Der bulgarische Präsident möchte auch, dass die EU im Verhandlungsprozess mit Skopje dafür sorgt, dass das Kandidatenland nicht von seinen Verpflichtungen in diesen Bereichen abweicht.

„Dies ist weder ein Veto noch ein Stopp des Prozesses; Wir wollen nicht mehr als das, was jeder unserer europäischen Partner will, die grundlegenden europäischen Prinzipien und Interessen jedes EU-Mitgliedstaats zu respektieren“, sagte Radev.

Der bulgarische Präsident drückte seine Erwartungen aus, dass Zaev und Präsident Stevo Pendarovski mutige Entscheidungen treffen sollten, um „endlich mit den Ideologien der totalitären Vergangenheit, mit dem Mazedonismus und dem Hass auf Bulgarien zu brechen“.

Vergebliche Erwartungen

Skopjes Erwartungen, dass sich der euro-atlantische Druck auf Bulgarien auszahlen wird, sind bislang vergeblich.
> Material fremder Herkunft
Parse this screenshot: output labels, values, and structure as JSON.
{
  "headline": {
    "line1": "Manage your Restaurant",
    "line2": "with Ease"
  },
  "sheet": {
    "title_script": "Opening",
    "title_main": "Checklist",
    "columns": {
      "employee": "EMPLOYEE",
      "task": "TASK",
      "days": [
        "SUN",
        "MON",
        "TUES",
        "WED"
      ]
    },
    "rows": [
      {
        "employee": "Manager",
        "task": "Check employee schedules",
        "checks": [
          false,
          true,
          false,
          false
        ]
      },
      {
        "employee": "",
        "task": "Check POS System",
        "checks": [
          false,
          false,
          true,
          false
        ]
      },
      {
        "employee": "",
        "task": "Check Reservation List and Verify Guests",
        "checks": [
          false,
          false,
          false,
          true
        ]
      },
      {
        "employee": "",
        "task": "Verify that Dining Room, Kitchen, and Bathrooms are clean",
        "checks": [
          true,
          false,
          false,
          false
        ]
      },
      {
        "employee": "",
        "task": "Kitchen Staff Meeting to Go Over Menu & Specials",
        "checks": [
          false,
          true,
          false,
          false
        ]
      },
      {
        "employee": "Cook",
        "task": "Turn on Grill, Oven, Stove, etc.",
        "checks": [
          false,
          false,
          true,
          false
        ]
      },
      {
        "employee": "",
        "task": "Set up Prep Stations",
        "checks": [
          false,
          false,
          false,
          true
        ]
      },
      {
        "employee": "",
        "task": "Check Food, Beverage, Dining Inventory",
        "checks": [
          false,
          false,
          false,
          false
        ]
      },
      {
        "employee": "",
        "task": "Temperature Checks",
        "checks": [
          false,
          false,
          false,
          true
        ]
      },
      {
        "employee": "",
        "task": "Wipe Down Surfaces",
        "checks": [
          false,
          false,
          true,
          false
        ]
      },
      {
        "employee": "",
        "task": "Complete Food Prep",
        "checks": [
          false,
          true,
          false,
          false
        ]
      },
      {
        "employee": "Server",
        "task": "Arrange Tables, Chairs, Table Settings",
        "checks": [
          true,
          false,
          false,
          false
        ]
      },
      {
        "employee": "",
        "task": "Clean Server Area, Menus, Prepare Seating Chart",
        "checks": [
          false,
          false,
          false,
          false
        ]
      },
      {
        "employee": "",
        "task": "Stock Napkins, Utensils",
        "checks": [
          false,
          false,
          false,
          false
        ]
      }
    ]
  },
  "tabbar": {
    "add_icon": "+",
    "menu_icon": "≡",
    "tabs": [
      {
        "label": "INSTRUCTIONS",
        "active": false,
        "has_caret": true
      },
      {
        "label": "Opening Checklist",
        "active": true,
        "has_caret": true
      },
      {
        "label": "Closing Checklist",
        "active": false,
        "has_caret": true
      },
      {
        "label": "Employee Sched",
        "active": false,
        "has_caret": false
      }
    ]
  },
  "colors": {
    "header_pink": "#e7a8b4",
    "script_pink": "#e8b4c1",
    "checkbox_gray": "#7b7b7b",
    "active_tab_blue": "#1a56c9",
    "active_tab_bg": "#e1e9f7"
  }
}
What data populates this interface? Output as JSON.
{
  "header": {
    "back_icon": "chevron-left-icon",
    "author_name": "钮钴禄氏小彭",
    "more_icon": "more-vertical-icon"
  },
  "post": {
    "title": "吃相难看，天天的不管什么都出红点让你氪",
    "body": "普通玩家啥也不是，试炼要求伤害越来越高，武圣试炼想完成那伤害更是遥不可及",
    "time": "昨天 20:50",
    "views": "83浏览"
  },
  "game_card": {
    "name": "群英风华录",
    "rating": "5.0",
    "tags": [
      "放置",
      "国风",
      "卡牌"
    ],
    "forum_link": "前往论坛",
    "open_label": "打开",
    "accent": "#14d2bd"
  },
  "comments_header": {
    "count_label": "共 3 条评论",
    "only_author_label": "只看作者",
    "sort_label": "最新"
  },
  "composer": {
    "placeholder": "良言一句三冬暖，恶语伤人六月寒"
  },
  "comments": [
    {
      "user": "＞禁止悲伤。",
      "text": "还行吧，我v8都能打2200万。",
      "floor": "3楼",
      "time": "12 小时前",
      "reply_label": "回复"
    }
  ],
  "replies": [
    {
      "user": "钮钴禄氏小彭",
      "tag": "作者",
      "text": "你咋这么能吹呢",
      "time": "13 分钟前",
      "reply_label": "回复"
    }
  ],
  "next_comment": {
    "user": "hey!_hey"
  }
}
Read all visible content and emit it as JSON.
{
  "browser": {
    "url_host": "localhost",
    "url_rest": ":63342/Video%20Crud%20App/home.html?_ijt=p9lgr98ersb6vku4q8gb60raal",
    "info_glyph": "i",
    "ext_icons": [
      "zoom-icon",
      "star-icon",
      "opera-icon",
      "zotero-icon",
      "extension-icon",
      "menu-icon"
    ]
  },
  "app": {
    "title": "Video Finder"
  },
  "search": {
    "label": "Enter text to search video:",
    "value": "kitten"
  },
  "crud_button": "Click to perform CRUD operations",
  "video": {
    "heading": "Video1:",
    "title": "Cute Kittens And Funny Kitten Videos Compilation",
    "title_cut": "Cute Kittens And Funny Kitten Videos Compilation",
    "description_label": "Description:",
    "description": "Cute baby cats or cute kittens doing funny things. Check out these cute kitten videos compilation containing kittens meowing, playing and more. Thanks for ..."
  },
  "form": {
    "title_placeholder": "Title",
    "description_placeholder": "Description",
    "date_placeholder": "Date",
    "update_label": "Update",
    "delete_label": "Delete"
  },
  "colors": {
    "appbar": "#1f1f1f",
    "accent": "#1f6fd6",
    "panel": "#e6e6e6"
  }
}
Zaev kommentierte: „Wenn die EU nicht handelt, wird die Enttäuschung der Bürger der Region der großen europäischen Idee von Gemeinschaft und Zusammenarbeit ernsthaften und irreparablen Schaden zufügen.“

Vorerst ist Skopje eine Geisel der Vorwahlsituation in Sofia, die zumindest bis Ende November keine Aussicht auf eine Regierung hat.

Anfang 2020 demonstrierte der damalige bulgarische Premierminister Bojko Borissow seine uneingeschränkte Unterstützung für die EU-Mitgliedschaft Nordmazedoniens.

Im August machte Krassimir Karakachanov, damaliger stellvertretender Premierminister und Führer der nationalistischen VMRO, Junior-Koalitionspartner von Borissovs GERB-Partei, klar, dass er die mazedonische Frage in den Mittelpunkt des Wahlkampfs seiner Partei stellen werde. So begann die Verhärtung des Tons gegenüber Skopje, und am Ende stimmte Borissov mit der seltenen vollen Unterstützung im Parlament einem Veto gegen den Verhandlungsprozess zu.

Die Beziehungen zwischen den beiden Ländern wurden ernsthaft behindert, zuerst während der Wahlen in Nordmazedonien und dann durch die politische Krise in Sofia. Im November werden die Bulgaren zum dritten Mal bei den Parlamentswahlen wählen. Seit Mai regieren Hausmeisterkabinette das Land.